Current state proficiency targets are 70 percent pass rates for all grades and subjects except third-grade history/social science (50 percent), third-grade science (50 percent) and English for grades three through five (75 percent).

For the 2012-13 school year, the targets will increase to 70 percent in all subjects except English, which remains 75 percent for elementary school students and increases to 75 percent for middle school and end-of-course assessments.

Virginia's application eliminates school improvement labels but assigns school accreditation and identifies proficiency gaps that may exist in Virginia's lower-performing subgroups of students.

"In our public reporting … we would report on the number of schools fully accredited with proficiency gaps," state Superintendent of Public Instruction Patricia I. Wright said. "Obviously, if you are fully accredited with no proficiency gaps, that is the premier goal you want to achieve."

The application classifies the three subgroups as Gap Group 1 (students with disabilities, English-language learners and economically disadvantaged students); Gap Group 2 (African-American students not already included in Group 1); and Gap Group 3 (Hispanic students not already included in Group 1).

"I think we have a strong application here," said board member David M. Foster. "It is essential that no one mistake our purpose here. It is to get rid of the worst of No Child Left Behind, not to falter in our determination to see improvement across the board and in closing the proficiency gaps."

NCLB drew criticism for having pass rate benchmarks reach 100 percent for all student subgroups by 2014. This year, nearly 61 percent of schools in central Virginia failed to meet NCLB benchmarks in reading and mathematics.
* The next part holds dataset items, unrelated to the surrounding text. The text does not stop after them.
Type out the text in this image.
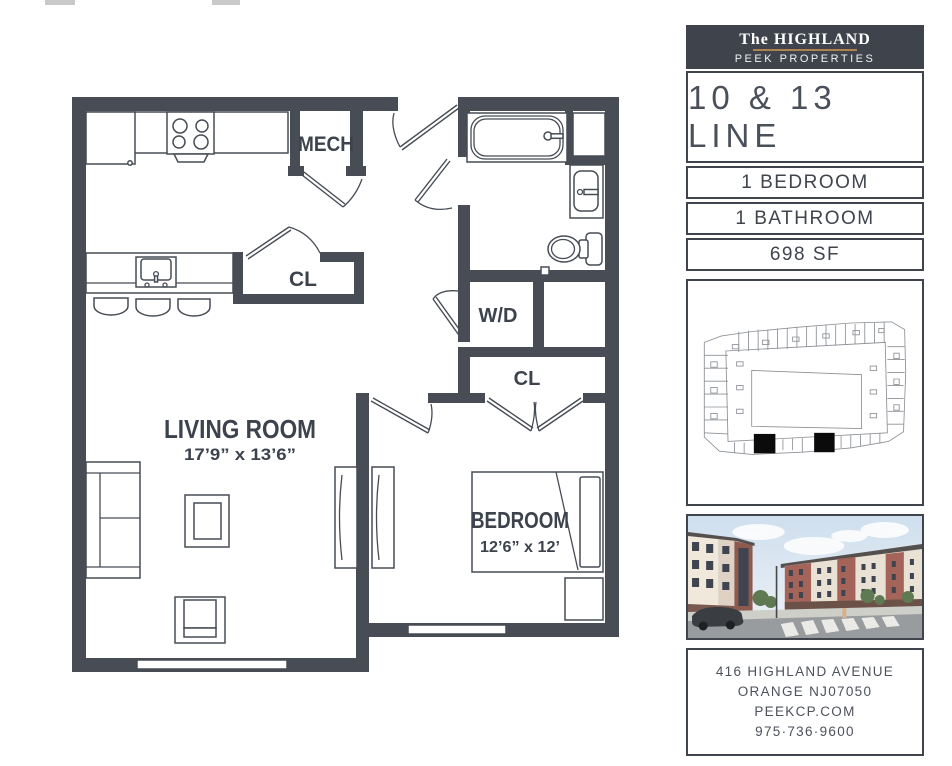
MECH
CL
W/D
CL
LIVING ROOM
17’9” x 13’6”
BEDROOM
12’6” x 12’
The HIGHLAND
PEEK PROPERTIES
10 & 13 LINE
1 BEDROOM
1 BATHROOM
698 SF
416 HIGHLAND AVENUE
ORANGE NJ07050
PEEKCP.COM
975·736·9600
The application reflects the state's current reform efforts that include the adoption and implementation of revised content standards that reflect college-and-career-ready expectations in reading and mathematics.

If the state's application is approved on the federal level, it will go into effect for the 2012-13 school year based on 2011-12 results on Standards of Learning assessments.

Board member K. Rob Krupicka said the goal of the application is to provide clarity to the way Virginia schools are evaluated and rated. But he added that reform efforts don't stop with this request, which he called the first step.

"The next step is actually to take a hard look at what we're doing within our own assessment and accreditation system and evaluate where there is room for changes so that we can maintain the level of focus … on achievement gaps and proficiency gaps," he said.

Angela A. Ciolfi, legal director for the JustChildren, a Legal Aid Justice Center program that advocates on behalf of low-income students, expressed concern about some aspects of the application.

She asked the board not to separate subgroup performance and accountability because it will create two sets of schools — those that have incentives to close achievement gaps and those that do not.

Some schools may simply focus their resources on the 70 or 75 percent of students who are most likely to pass, she said.

"I think the board is certainly focused on the right things, which is making sure that this application is not an excuse to backtrack on closing the achievement gap, but I still don't think the application sets ambitious — but achievable — annual targets for closing the achievement gap," said Ciolfi.